Friday, June 25, 2010

How could I not know that?

Psalmcat 51:6.25.10

I try so hard. On some level, I suppose I try to be perfect. I mean, who wants to be wrong? I spent a lot of years and missed opportunities, being afraid my lack of skill, knowledge or confidence would be revealed if I tried something and faltered or failed.

In recent years, I've been gaining or regaining some confidence. I'm far from fearless, but I've grown bolder in taking measured risks to follow through on my heart's desires, whether it's to express something in writing, sing a song in public, make a commitment or get involved with a cause I care about.

So, when my Mom kindly pointed out that my heartfelt Father's Day blog had a a big old factual error, some old feelings surfaced. Shame. Embarrassment. And a tinge of sadness.

"Why did you not know that your Daddy graduated from high school?" was her question. In the past, I would have stayed stuck on shame and embarrassment. How, indeed, could I not have known? But this time, I responded with possible reasons. I couldn't remember hearing it talked about. I thought he went to a community school through the eighth-grade. It's still hard for me to think of him going almost 20 miles to Gainesville High School in the 1940s. Over the years, my mind filled in a gap by assuming he didn't go to or graduate from high school.

The neat thing is, I'm glad to have the record set straight; better late than never. Since I learned of my error last Sunday, I've found myself wondering what else I don't know -- and realizing I'll probably never fill in all the gaps. I've never been that good at history and remembering details. In fact, it's possible I knew this detail about Daddy, but just forgot -- completely!

Another tendency I've had in the past is to get frustrated and bogged down in regret over things I don't know or didn't do. Why haven't I gone to graduate school? Why am I not more organized? Why have I not accomplished more professionally? How can I not know so many things that everyone else seems to know, from popular quotes from current and classic movies, literature and songs to what part of their state various cities are in. One of my biggest vulnerabilities is all the stuff I think I should know that either I've forgotten, never learned or just didn't pay enough attention to realize. I can get depressed thinking of all the things I could do if I didn't waste time watching sports on TV or surfing the Internet or whatever my latest distraction is.

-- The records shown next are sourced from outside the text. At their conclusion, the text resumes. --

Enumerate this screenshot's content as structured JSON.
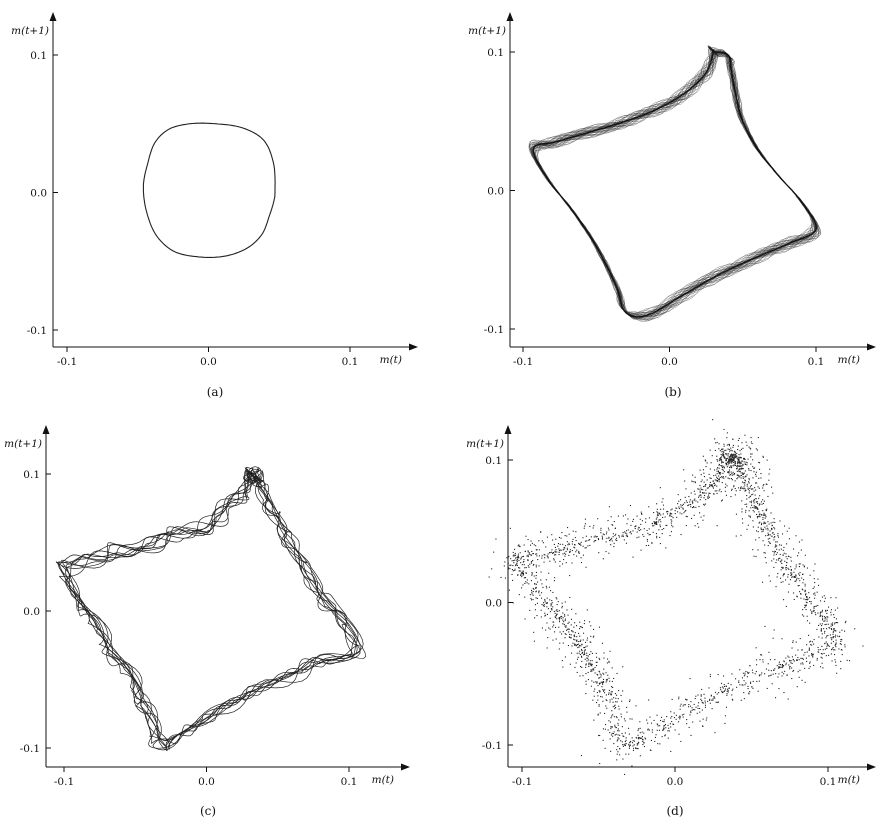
{
  "chart_data": [
    {
      "panel": "a",
      "caption": "(a)",
      "type": "line",
      "xlabel": "m(t)",
      "ylabel": "m(t+1)",
      "xlim": [
        -0.1,
        0.1
      ],
      "ylim": [
        -0.1,
        0.1
      ],
      "xticks": [
        "-0.1",
        "0.0",
        "0.1"
      ],
      "yticks": [
        "0.1",
        "0.0",
        "-0.1"
      ],
      "grid": false,
      "series": [
        {
          "style": "rounded-loop",
          "x": [
            0.047,
            0.046,
            0.039,
            0.024,
            0.005,
            -0.013,
            -0.028,
            -0.038,
            -0.043,
            -0.046,
            -0.044,
            -0.037,
            -0.024,
            -0.005,
            0.013,
            0.028,
            0.038,
            0.043,
            0.046
          ],
          "y": [
            0.001,
            0.021,
            0.038,
            0.047,
            0.05,
            0.05,
            0.046,
            0.036,
            0.021,
            0.005,
            -0.013,
            -0.031,
            -0.043,
            -0.047,
            -0.046,
            -0.04,
            -0.03,
            -0.017,
            -0.007
          ]
        }
      ]
    },
    {
      "panel": "b",
      "caption": "(b)",
      "type": "line",
      "xlabel": "m(t)",
      "ylabel": "m(t+1)",
      "xlim": [
        -0.1,
        0.1
      ],
      "ylim": [
        -0.1,
        0.1
      ],
      "xticks": [
        "-0.1",
        "0.0",
        "0.1"
      ],
      "yticks": [
        "0.1",
        "0.0",
        "-0.1"
      ],
      "grid": false,
      "series": [
        {
          "style": "dense-band",
          "x": [
            0.03,
            0.025,
            0.01,
            -0.01,
            -0.03,
            -0.055,
            -0.078,
            -0.093,
            -0.083,
            -0.068,
            -0.056,
            -0.045,
            -0.036,
            -0.03,
            -0.015,
            0.01,
            0.035,
            0.06,
            0.082,
            0.1,
            0.09,
            0.075,
            0.06,
            0.05,
            0.045,
            0.042,
            0.04,
            0.03
          ],
          "y": [
            0.1,
            0.085,
            0.07,
            0.058,
            0.05,
            0.042,
            0.035,
            0.03,
            0.008,
            -0.012,
            -0.03,
            -0.05,
            -0.07,
            -0.088,
            -0.09,
            -0.075,
            -0.06,
            -0.048,
            -0.038,
            -0.028,
            -0.008,
            0.01,
            0.03,
            0.05,
            0.07,
            0.088,
            0.098,
            0.1
          ]
        }
      ]
    },
    {
      "panel": "c",
      "caption": "(c)",
      "type": "line",
      "xlabel": "m(t)",
      "ylabel": "m(t+1)",
      "xlim": [
        -0.1,
        0.1
      ],
      "ylim": [
        -0.1,
        0.1
      ],
      "xticks": [
        "-0.1",
        "0.0",
        "0.1"
      ],
      "yticks": [
        "0.1",
        "0.0",
        "-0.1"
      ],
      "grid": false,
      "series": [
        {
          "style": "tangled-loops",
          "x": [
            0.032,
            0.025,
            0.01,
            -0.01,
            -0.03,
            -0.055,
            -0.08,
            -0.1,
            -0.09,
            -0.077,
            -0.065,
            -0.052,
            -0.042,
            -0.035,
            -0.02,
            0.005,
            0.03,
            0.055,
            0.08,
            0.105,
            0.095,
            0.082,
            0.07,
            0.058,
            0.048,
            0.04,
            0.034,
            0.032
          ],
          "y": [
            0.098,
            0.085,
            0.07,
            0.058,
            0.052,
            0.045,
            0.038,
            0.03,
            0.008,
            -0.012,
            -0.032,
            -0.052,
            -0.07,
            -0.095,
            -0.092,
            -0.075,
            -0.06,
            -0.048,
            -0.037,
            -0.028,
            -0.008,
            0.01,
            0.03,
            0.05,
            0.07,
            0.088,
            0.1,
            0.098
          ]
        }
      ]
    },
    {
      "panel": "d",
      "caption": "(d)",
      "type": "scatter",
      "xlabel": "m(t)",
      "ylabel": "m(t+1)",
      "xlim": [
        -0.1,
        0.1
      ],
      "ylim": [
        -0.1,
        0.1
      ],
      "xticks": [
        "-0.1",
        "0.0",
        "0.1"
      ],
      "yticks": [
        "0.1",
        "0.0",
        "-0.1"
      ],
      "grid": false,
      "series": [
        {
          "style": "point-cloud",
          "x": [
            0.035,
            0.025,
            0.01,
            -0.01,
            -0.03,
            -0.06,
            -0.085,
            -0.105,
            -0.09,
            -0.075,
            -0.062,
            -0.05,
            -0.04,
            -0.035,
            -0.015,
            0.01,
            0.035,
            0.06,
            0.085,
            0.105,
            0.095,
            0.082,
            0.07,
            0.06,
            0.052,
            0.045,
            0.04,
            0.035
          ],
          "y": [
            0.1,
            0.085,
            0.07,
            0.058,
            0.05,
            0.042,
            0.035,
            0.03,
            0.008,
            -0.012,
            -0.032,
            -0.052,
            -0.072,
            -0.098,
            -0.092,
            -0.075,
            -0.06,
            -0.048,
            -0.038,
            -0.028,
            -0.008,
            0.01,
            0.03,
            0.05,
            0.07,
            0.088,
            0.102,
            0.1
          ]
        }
      ]
    }
  ]
}
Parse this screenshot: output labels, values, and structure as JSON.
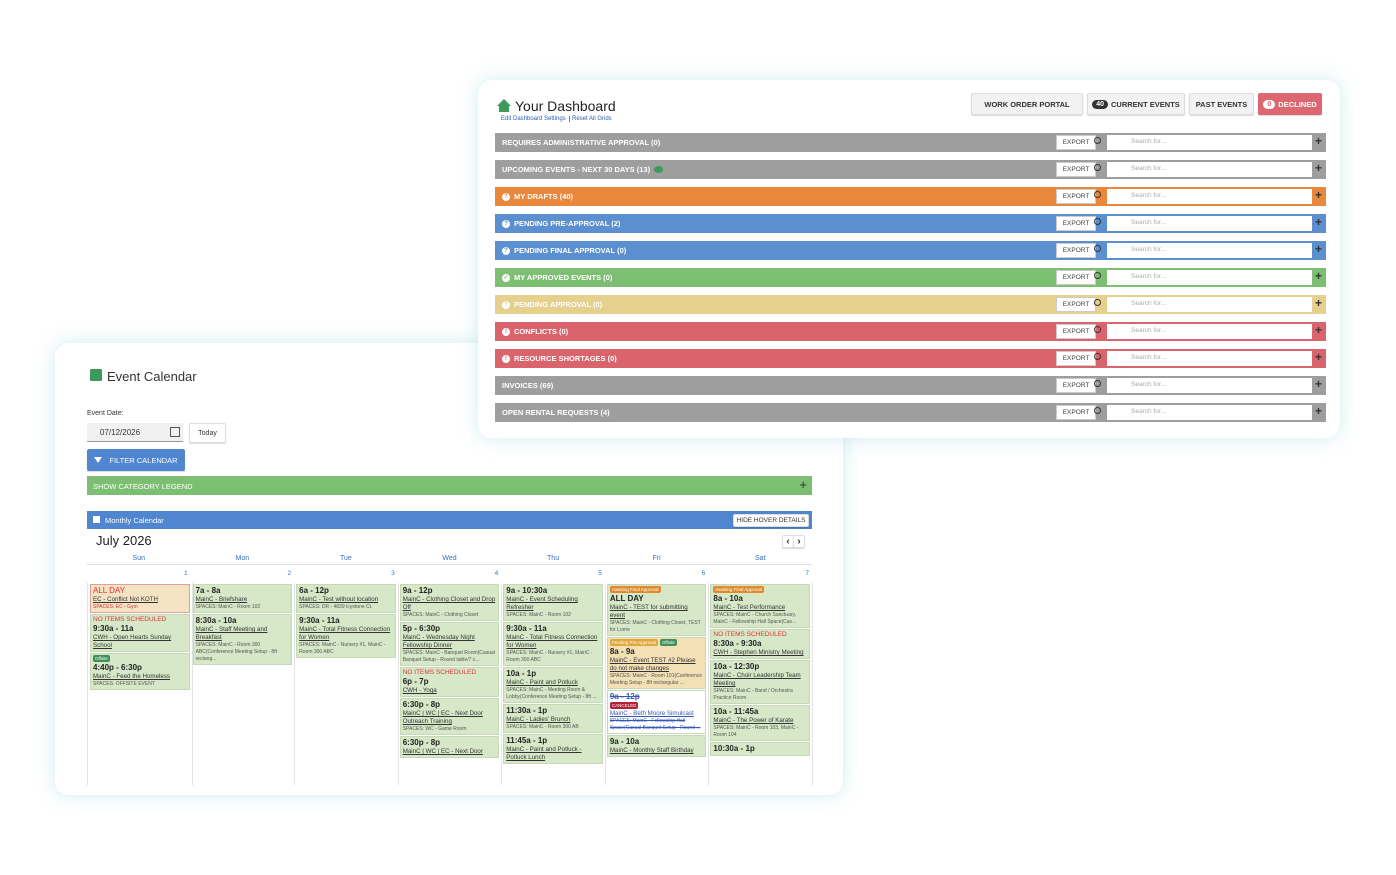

I'm not proud of my lack of focus in setting goals and making the most of my life and opportunties, but I'm no longer ashamed, either. As I get older, I'm trying to pay more attention, again thinking it's better late than never, but also realizing my memory's probably not going to be as good at keeping track as it might have been if I'd been more disciplined when I was younger. Most days, I accept who I am, even as I strive to improve. Daily Bible reading and prayer help immensely, reminding me my life is in God's hands. I'm trying to trust that as I continue to seek God, all the other things will add up, to His glory, and I'll know what I need to know and do what I need to do.